I've been using GLAD with SFML for some time and I've been using GLAD's built-in function loader, gladLoadGL
which worked just fine for me. Now I'm looking at GLFW and it's saying both in their guide and on the Khronos opengl wiki that you should be using gladLoadGLLoader((GLADloadproc) glfwGetProcAddress)
instead. Is there any particular reason for it?
Is there any particular reason for it?
Using gladLoadGL
in conjunction with for example GLFW is resulting in having two code parts in the same program which basically do the same thing, without having any benefit.

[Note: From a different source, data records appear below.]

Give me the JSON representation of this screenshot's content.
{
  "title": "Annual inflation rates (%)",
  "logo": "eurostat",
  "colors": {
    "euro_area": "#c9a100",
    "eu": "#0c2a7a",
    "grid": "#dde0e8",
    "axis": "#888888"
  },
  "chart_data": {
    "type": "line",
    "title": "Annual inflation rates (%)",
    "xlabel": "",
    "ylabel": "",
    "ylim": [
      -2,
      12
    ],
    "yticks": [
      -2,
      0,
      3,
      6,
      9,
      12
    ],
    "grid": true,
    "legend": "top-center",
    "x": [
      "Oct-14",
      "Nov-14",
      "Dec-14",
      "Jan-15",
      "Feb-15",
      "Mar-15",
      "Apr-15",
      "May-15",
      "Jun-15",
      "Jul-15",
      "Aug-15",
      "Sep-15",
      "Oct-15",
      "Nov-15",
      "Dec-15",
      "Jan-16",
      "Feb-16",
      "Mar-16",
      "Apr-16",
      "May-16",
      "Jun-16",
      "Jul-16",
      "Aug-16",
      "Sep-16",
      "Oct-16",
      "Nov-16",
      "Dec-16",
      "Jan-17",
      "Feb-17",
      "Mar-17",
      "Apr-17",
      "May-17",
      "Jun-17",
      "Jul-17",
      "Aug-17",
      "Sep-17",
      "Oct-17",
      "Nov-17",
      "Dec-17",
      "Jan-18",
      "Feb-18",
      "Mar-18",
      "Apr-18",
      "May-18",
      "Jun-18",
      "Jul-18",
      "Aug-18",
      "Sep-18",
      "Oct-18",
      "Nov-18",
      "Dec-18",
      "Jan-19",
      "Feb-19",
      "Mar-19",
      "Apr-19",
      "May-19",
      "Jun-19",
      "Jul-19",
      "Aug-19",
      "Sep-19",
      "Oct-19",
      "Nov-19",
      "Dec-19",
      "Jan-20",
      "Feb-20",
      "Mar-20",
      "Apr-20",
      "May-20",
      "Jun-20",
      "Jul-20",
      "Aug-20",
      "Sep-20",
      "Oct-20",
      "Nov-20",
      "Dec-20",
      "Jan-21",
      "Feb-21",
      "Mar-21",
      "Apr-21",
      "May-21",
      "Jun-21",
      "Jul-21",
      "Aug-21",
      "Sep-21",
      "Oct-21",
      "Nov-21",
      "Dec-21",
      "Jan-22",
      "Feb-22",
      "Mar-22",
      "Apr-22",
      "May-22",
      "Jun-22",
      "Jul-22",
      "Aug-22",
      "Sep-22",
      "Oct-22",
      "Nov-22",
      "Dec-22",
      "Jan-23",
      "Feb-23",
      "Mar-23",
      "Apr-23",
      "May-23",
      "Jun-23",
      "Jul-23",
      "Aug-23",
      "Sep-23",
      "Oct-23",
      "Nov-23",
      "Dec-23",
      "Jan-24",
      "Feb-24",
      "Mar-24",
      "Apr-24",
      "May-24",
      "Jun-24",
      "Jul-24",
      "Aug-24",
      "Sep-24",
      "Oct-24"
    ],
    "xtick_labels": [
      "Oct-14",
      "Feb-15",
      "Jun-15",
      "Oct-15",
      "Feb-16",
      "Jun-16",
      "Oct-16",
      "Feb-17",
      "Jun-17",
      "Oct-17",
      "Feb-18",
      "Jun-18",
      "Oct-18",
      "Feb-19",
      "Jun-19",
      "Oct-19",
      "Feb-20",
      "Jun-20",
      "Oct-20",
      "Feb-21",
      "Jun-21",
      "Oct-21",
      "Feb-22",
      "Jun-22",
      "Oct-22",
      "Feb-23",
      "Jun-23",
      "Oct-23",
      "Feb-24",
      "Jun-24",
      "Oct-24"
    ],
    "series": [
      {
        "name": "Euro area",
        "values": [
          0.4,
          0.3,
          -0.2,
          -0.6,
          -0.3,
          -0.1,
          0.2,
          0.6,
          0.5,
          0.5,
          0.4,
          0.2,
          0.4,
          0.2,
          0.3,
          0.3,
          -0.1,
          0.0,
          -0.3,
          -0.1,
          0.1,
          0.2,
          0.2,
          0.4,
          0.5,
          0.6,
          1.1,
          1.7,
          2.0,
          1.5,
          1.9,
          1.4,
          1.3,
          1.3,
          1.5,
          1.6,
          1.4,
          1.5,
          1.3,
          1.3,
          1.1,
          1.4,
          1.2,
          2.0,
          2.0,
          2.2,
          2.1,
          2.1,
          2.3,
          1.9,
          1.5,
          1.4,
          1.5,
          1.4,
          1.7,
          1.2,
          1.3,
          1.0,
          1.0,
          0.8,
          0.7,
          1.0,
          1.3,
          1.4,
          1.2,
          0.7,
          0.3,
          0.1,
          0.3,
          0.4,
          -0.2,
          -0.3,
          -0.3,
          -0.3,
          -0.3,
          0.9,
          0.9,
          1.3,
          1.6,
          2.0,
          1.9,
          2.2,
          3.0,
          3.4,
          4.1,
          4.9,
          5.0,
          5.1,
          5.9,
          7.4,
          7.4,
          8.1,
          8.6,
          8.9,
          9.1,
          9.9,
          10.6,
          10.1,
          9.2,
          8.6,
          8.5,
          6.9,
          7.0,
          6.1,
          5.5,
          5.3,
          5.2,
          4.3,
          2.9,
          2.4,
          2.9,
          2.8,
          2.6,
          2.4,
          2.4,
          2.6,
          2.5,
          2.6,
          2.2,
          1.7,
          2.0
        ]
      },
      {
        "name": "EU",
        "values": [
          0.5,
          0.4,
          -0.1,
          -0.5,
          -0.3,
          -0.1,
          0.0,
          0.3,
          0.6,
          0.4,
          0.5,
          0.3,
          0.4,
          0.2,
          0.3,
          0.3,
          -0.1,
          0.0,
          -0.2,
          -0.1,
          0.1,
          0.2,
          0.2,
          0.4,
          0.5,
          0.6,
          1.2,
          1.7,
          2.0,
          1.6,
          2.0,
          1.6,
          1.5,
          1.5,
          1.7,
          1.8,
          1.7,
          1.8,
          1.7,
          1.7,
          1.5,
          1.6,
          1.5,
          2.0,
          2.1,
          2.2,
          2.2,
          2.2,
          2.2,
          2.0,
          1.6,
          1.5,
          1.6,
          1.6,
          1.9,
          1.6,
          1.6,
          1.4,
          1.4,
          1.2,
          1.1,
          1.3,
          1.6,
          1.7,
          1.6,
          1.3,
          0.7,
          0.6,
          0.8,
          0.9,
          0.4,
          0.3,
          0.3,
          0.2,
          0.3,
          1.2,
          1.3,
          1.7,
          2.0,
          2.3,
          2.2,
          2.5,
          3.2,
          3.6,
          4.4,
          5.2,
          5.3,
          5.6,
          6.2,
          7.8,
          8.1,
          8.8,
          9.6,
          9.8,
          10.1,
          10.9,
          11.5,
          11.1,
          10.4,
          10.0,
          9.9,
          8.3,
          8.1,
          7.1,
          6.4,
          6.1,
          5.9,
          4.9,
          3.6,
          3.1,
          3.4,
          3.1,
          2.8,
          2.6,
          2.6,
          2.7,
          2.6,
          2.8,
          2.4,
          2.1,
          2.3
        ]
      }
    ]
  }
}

For example, look at what GLFW does on Windows (it is similar on the other platforms):
_glfw.wgl.instance = LoadLibraryA("opengl32.dll");
It dynamically loads the GL library behind your back. And it provides an abstraction for querying OpenGL function pointers (the core ones, and extension ones, using both wglGetProcAddress
and raw GetProcAdress
).
The GL loader glad generates does the same things:
libGL = LoadLibraryW(L"opengl32.dll");
Now one might argue that loading the same shared library twice isn't a big deal, as this should result in re-using the same internal handles and is dealt by reference counting, but even so, it is just unnecessary code, and it still consumes memory and some time during initialization.
So unless you have some very specific reason for why you would need glad's code - maybe in a modified form to really do something else (like using a different GL library then the one which your system would use by default), there is no use case for this code - and it seems a reasonable recommendation to not include code which isn't needed.
As a side note: I often see projects using GLFW and GL loaders like GLAD or GLEW linking opengl32.lib
or libGL.so
at link time - this is absolutely unnecessary also, as the code will always load the libraries at runtime manually, and there should not be any GL symbols left at link time which the linker could resolve from the GL lib anyway.